Partial Discharge Measurements by Electrom Instruments

The voltage stress required to generate Partial Discharge (PD) comes from the high-frequency surge test pulses produced by the iTIG II Motor and Winding Analyzer. These pulses are similar in rise-time to the pulses produced by inverter drives and simulates what the motor sees during operation very well.

The iTIG II measures Repetitive Partial Discharge Inception Voltage (RPDIV), Repetitive PD Extinction Voltage (RPDEV), and maximum PD during the Partial Discharge test.

Partial Discharge is a broad-spectrum signal and can be measured in a wide range of frequency bands. Electrom’s iTIG II Motor Analyzer measures PD in the 1MHz to 30MHz range.  This means the partial discharge measurement is done in a range where the signal has relatively high energy compared to measurements done in higher frequency ranges, such as in the GHz range.

PD test results as seen on the iTIG II D

PD test results, including RPDIV and RPDEV, as seen on the iTIG II D

No Accessories Needed: No accessories are required for partial discharge measurement with the iTIG II. The PD coupler is internally in the iTIG II, and the normal output leads used for other tests are also used for partial discharge measurements.

Fully Automatic: The partial discharge measurements can be part of a fully automatic sequence of tests, including everything from inductance, impedance and low resistance measurements to Hipot Step Voltage tests, surge tests, and everything in-between.

All Electrom iTIG II models can be upgraded to include partial discharge measurements. The upgrade may involve hardware and software, or only software.

How Partial Discharge measurement results are used to analyze motor conditions  

Low Voltage Motors:

For low voltage motors, there should be no partial discharge at the normal surge test voltages of 2E+1000V or less. This makes the analysis very easy. If PD is found, the motor has insulation that is breaking down, or the motor is contaminated with a significant amount of “dirt” and/or moisture. The contamination level should already be known from the Insulation Resistance test, and if very “dirty” the motor should be reconditioned before conclusions are made about partial discharge levels.

When a low voltage motor is used with an inverter drive, PD indicates that the system has problems that eventually will fail the motor. Actions should be taken to improve the system to extend the life of the motor. These improvements can include those mentioned in the section called “PD effect on the motor” found here. Re-impregnating the stator can also extend the life of the motor.

If the surge test is done at normal surge test voltages, the detection of PD is an early warning because it is done at a voltage above the peak sinusoidal voltage. If action is not taken, the motor will eventually suffer from turn to turn arcs, and/or arcing to ground with complete breakdown.
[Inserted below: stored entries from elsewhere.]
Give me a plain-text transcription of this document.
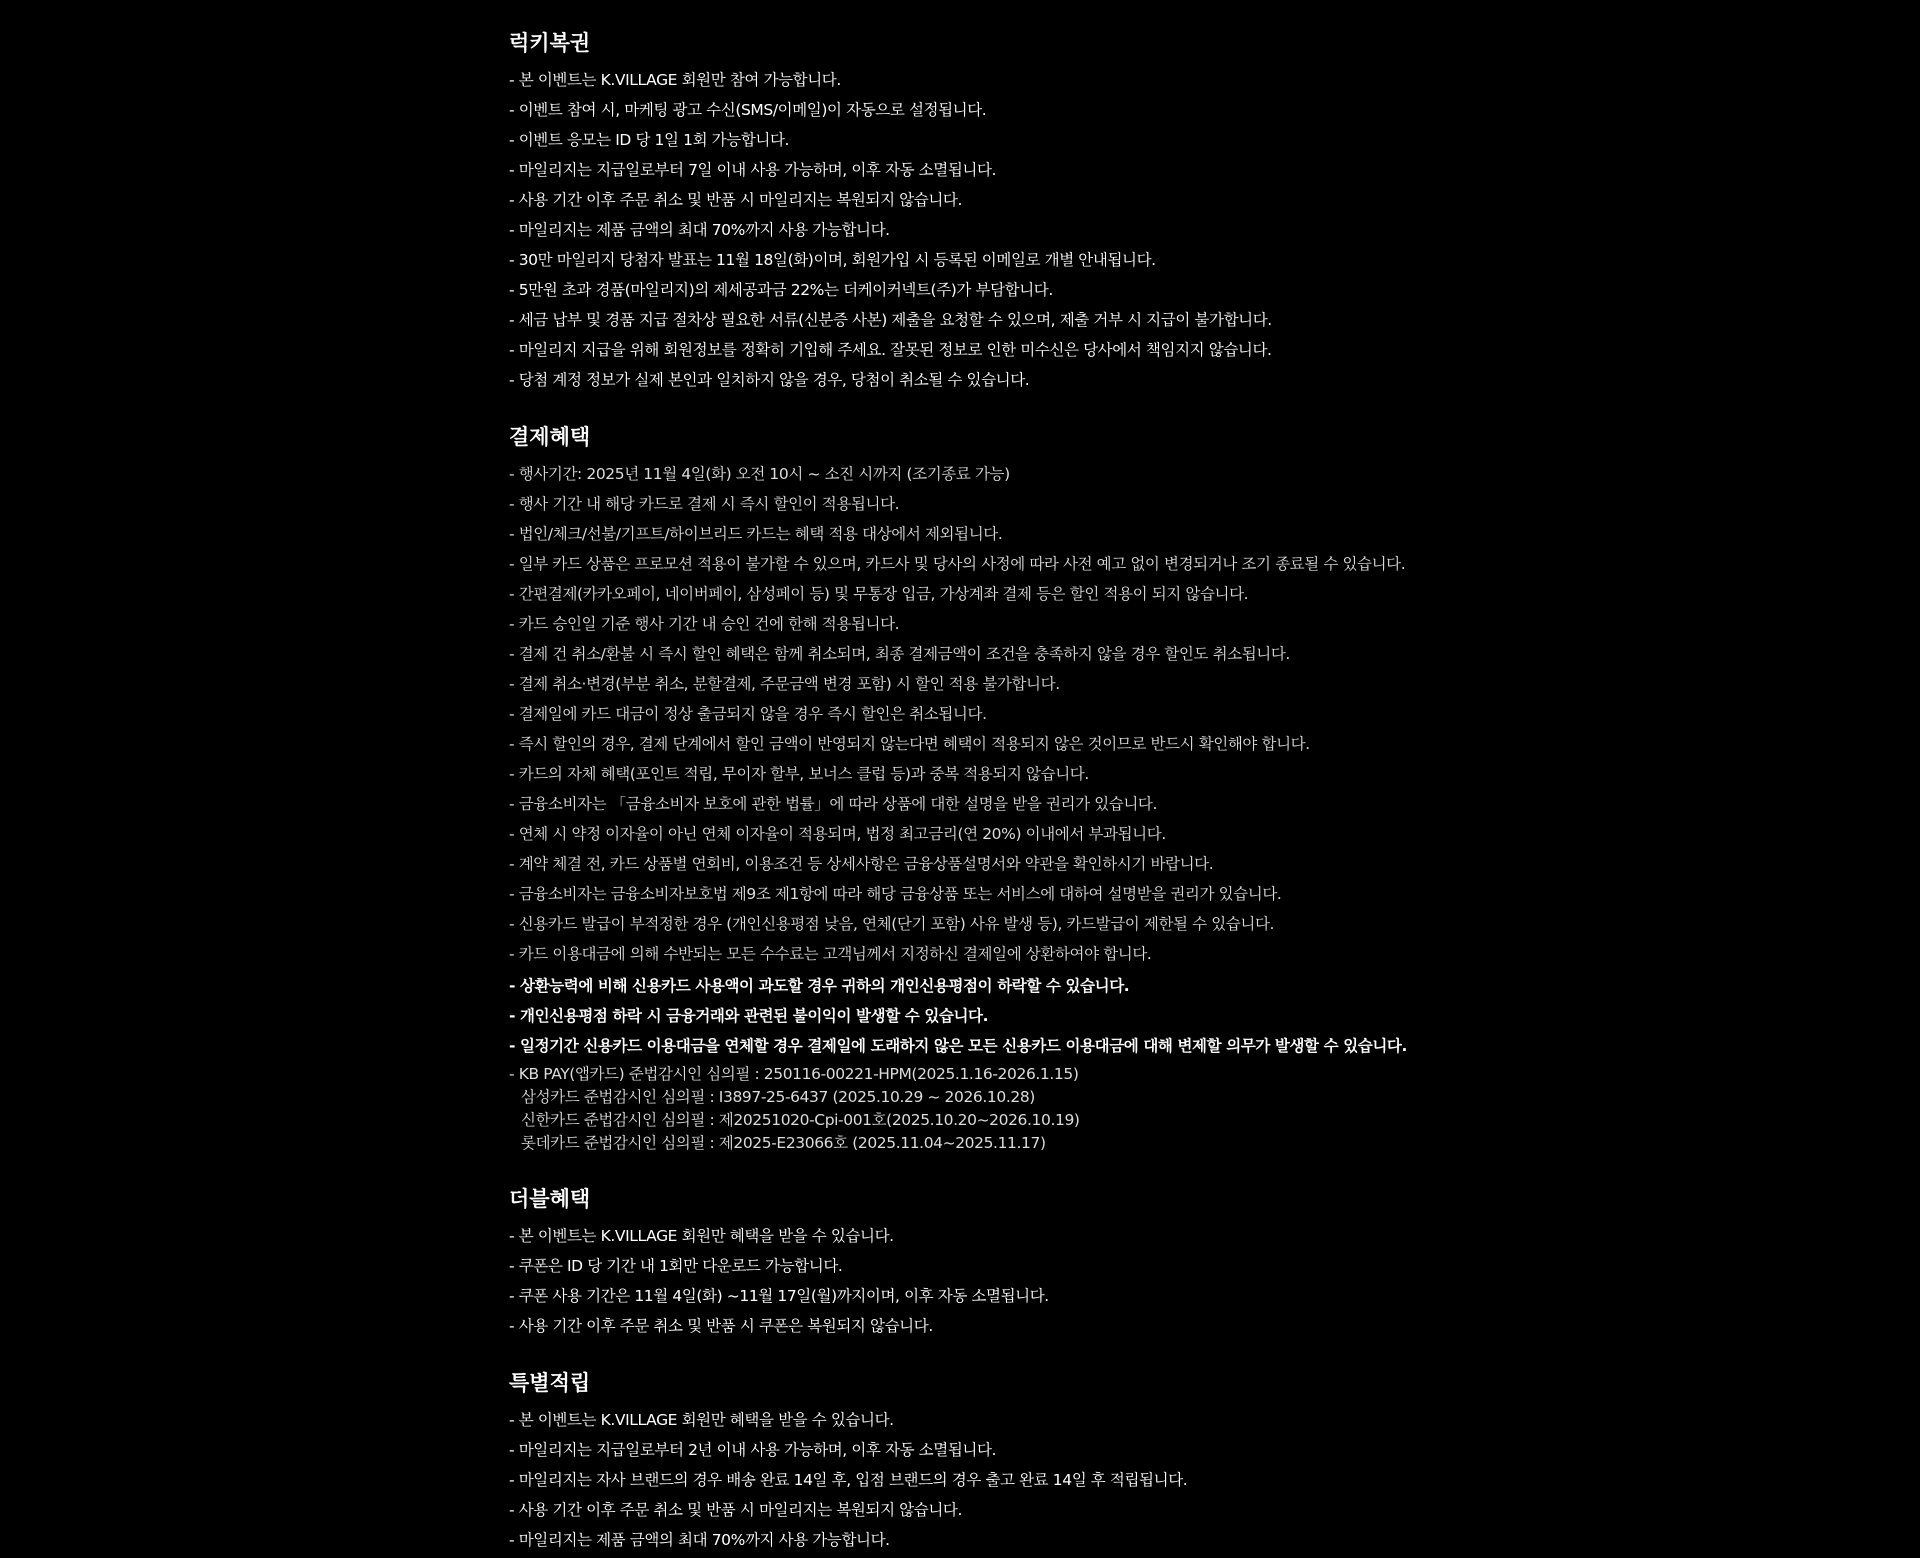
럭키복권

- 본 이벤트는 K.VILLAGE 회원만 참여 가능합니다.

- 이벤트 참여 시, 마케팅 광고 수신(SMS/이메일)이 자동으로 설정됩니다.

- 이벤트 응모는 ID 당 1일 1회 가능합니다.

- 마일리지는 지급일로부터 7일 이내 사용 가능하며, 이후 자동 소멸됩니다.

- 사용 기간 이후 주문 취소 및 반품 시 마일리지는 복원되지 않습니다.

- 마일리지는 제품 금액의 최대 70%까지 사용 가능합니다.

- 30만 마일리지 당첨자 발표는 11월 18일(화)이며, 회원가입 시 등록된 이메일로 개별 안내됩니다.

- 5만원 초과 경품(마일리지)의 제세공과금 22%는 더케이커넥트(주)가 부담합니다.

- 세금 납부 및 경품 지급 절차상 필요한 서류(신분증 사본) 제출을 요청할 수 있으며, 제출 거부 시 지급이 불가합니다.

- 마일리지 지급을 위해 회원정보를 정확히 기입해 주세요. 잘못된 정보로 인한 미수신은 당사에서 책임지지 않습니다.

- 당첨 계정 정보가 실제 본인과 일치하지 않을 경우, 당첨이 취소될 수 있습니다.

결제혜택

- 행사기간: 2025년 11월 4일(화) 오전 10시 ~ 소진 시까지 (조기종료 가능)

- 행사 기간 내 해당 카드로 결제 시 즉시 할인이 적용됩니다.

- 법인/체크/선불/기프트/하이브리드 카드는 혜택 적용 대상에서 제외됩니다.

- 일부 카드 상품은 프로모션 적용이 불가할 수 있으며, 카드사 및 당사의 사정에 따라 사전 예고 없이 변경되거나 조기 종료될 수 있습니다.

- 간편결제(카카오페이, 네이버페이, 삼성페이 등) 및 무통장 입금, 가상계좌 결제 등은 할인 적용이 되지 않습니다.

- 카드 승인일 기준 행사 기간 내 승인 건에 한해 적용됩니다.

- 결제 건 취소/환불 시 즉시 할인 혜택은 함께 취소되며, 최종 결제금액이 조건을 충족하지 않을 경우 할인도 취소됩니다.

- 결제 취소·변경(부분 취소, 분할결제, 주문금액 변경 포함) 시 할인 적용 불가합니다.

- 결제일에 카드 대금이 정상 출금되지 않을 경우 즉시 할인은 취소됩니다.

- 즉시 할인의 경우, 결제 단계에서 할인 금액이 반영되지 않는다면 혜택이 적용되지 않은 것이므로 반드시 확인해야 합니다.

- 카드의 자체 혜택(포인트 적립, 무이자 할부, 보너스 클럽 등)과 중복 적용되지 않습니다.

- 금융소비자는 「금융소비자 보호에 관한 법률」에 따라 상품에 대한 설명을 받을 권리가 있습니다.

- 연체 시 약정 이자율이 아닌 연체 이자율이 적용되며, 법정 최고금리(연 20%) 이내에서 부과됩니다.

- 계약 체결 전, 카드 상품별 연회비, 이용조건 등 상세사항은 금융상품설명서와 약관을 확인하시기 바랍니다.

- 금융소비자는 금융소비자보호법 제9조 제1항에 따라 해당 금융상품 또는 서비스에 대하여 설명받을 권리가 있습니다.

- 신용카드 발급이 부적정한 경우 (개인신용평점 낮음, 연체(단기 포함) 사유 발생 등), 카드발급이 제한될 수 있습니다.

- 카드 이용대금에 의해 수반되는 모든 수수료는 고객님께서 지정하신 결제일에 상환하여야 합니다.

- 상환능력에 비해 신용카드 사용액이 과도할 경우 귀하의 개인신용평점이 하락할 수 있습니다.

- 개인신용평점 하락 시 금융거래와 관련된 불이익이 발생할 수 있습니다.

- 일정기간 신용카드 이용대금을 연체할 경우 결제일에 도래하지 않은 모든 신용카드 이용대금에 대해 변제할 의무가 발생할 수 있습니다.

- KB PAY(앱카드) 준법감시인 심의필 : 250116-00221-HPM(2025.1.16-2026.1.15)

삼성카드 준법감시인 심의필 : I3897-25-6437 (2025.10.29 ~ 2026.10.28)

신한카드 준법감시인 심의필 : 제20251020-Cpi-001호(2025.10.20~2026.10.19)

롯데카드 준법감시인 심의필 : 제2025-E23066호 (2025.11.04~2025.11.17)

더블혜택

- 본 이벤트는 K.VILLAGE 회원만 혜택을 받을 수 있습니다.

- 쿠폰은 ID 당 기간 내 1회만 다운로드 가능합니다.

- 쿠폰 사용 기간은 11월 4일(화) ~11월 17일(월)까지이며, 이후 자동 소멸됩니다.

- 사용 기간 이후 주문 취소 및 반품 시 쿠폰은 복원되지 않습니다.

특별적립

- 본 이벤트는 K.VILLAGE 회원만 혜택을 받을 수 있습니다.

- 마일리지는 지급일로부터 2년 이내 사용 가능하며, 이후 자동 소멸됩니다.

- 마일리지는 자사 브랜드의 경우 배송 완료 14일 후, 입점 브랜드의 경우 출고 완료 14일 후 적립됩니다.

- 사용 기간 이후 주문 취소 및 반품 시 마일리지는 복원되지 않습니다.

- 마일리지는 제품 금액의 최대 70%까지 사용 가능합니다.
Medium Voltage Motors and Inception Voltage:

Medium voltage motors may have some partial discharge that is acceptable at normal surge test voltages but may also have none. If PD is detected, the question is, will it change over time? Since the PD amount is somewhat variable, it is not the best measure to track, at least not as the only value tracked.
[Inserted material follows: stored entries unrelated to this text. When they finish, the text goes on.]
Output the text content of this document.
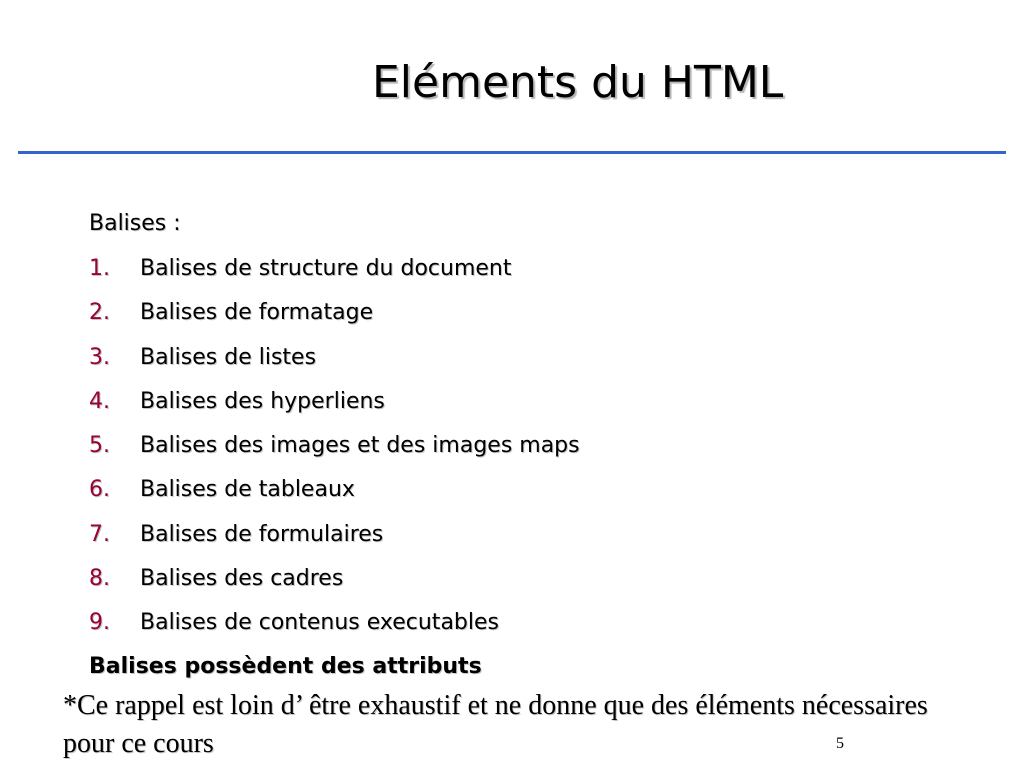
Eléments du HTML
Balises :
1. Balises de structure du document
2. Balises de formatage
3. Balises de listes
4. Balises des hyperliens
5. Balises des images et des images maps
6. Balises de tableaux
7. Balises de formulaires
8. Balises des cadres
9. Balises de contenus executables
Balises possèdent des attributs
*Ce rappel est loin d’ être exhaustif et ne donne que des éléments nécessaires pour ce cours	5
The best value to track is the Repetitive Partial Discharge Inception Voltage, or RPDIV.
The RPDIV is defined by the IEC 61934 standard as the voltage at which PD is detected in 5 of 10 consecutive surge pulses.
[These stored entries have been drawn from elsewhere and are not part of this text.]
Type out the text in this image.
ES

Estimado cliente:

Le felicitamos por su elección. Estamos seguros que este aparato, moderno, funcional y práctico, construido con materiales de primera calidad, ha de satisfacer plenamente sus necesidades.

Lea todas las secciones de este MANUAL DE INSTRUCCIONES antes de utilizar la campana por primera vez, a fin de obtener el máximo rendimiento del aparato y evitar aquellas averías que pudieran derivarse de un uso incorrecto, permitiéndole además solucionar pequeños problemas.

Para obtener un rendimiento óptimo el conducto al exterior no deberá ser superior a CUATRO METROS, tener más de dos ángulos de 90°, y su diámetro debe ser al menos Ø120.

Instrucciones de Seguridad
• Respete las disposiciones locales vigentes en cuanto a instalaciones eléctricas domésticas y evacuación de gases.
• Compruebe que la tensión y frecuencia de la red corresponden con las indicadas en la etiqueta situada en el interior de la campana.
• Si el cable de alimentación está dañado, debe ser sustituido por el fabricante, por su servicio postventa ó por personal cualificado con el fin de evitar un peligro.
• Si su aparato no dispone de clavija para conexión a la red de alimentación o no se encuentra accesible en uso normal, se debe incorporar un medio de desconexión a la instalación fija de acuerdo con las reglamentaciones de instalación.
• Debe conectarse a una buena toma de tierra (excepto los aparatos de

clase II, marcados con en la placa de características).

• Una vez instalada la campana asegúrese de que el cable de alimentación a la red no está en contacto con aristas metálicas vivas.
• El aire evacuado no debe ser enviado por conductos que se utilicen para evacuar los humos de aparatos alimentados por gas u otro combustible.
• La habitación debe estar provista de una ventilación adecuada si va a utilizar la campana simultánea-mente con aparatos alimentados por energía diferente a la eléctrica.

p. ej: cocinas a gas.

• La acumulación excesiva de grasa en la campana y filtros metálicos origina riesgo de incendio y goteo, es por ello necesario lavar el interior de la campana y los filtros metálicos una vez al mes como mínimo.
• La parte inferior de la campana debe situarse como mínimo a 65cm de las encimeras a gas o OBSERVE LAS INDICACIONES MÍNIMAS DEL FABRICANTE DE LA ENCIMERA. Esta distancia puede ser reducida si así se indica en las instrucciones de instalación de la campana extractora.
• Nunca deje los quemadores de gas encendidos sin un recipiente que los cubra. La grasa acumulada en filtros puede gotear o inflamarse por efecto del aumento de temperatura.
To find out what the Inception Voltage is, the surge test voltage is automatically ramped up in small steps, and partial discharge is measured at each voltage step. This is done for each phase in a 3-phase motor. The RPDIV is likely to be different from phase to phase. Maximum PD is also displayed and stored during this test.

If PD inception is reached, the key is to track it over time. If it does not decrease significantly, the PD is not harming the insulation or has not started to weaken it yet.

If the partial discharge inception voltage starts dropping, it is a warning that the insulation is breaking down, or that motor contamination is increasing. By its nature, there is some inherent randomness to the PDIV value so it is important to make sure the results are statistically significant by looking for a consistent, multi-point trend or a substantial decrease.

It is important to note that surface PD tends to increase with contamination and moisture on the windings. Therefore, it is best to do the PD tests during similar humidity conditions. Megohm results from Insulation Resistance tests should be taken into consideration in the analysis.

The iTIG II motor analyzer with PD will automatically store all test results including PD, RPDIV and RPDEV so the results are easy to compare and track over time. This can be done with reports that are generated, by scrolling through past tests in the iTIG II or in the TRPro report program on a PC, and by reviewing test summary data generated by the iTIG II in an Excel spreadsheet or database program.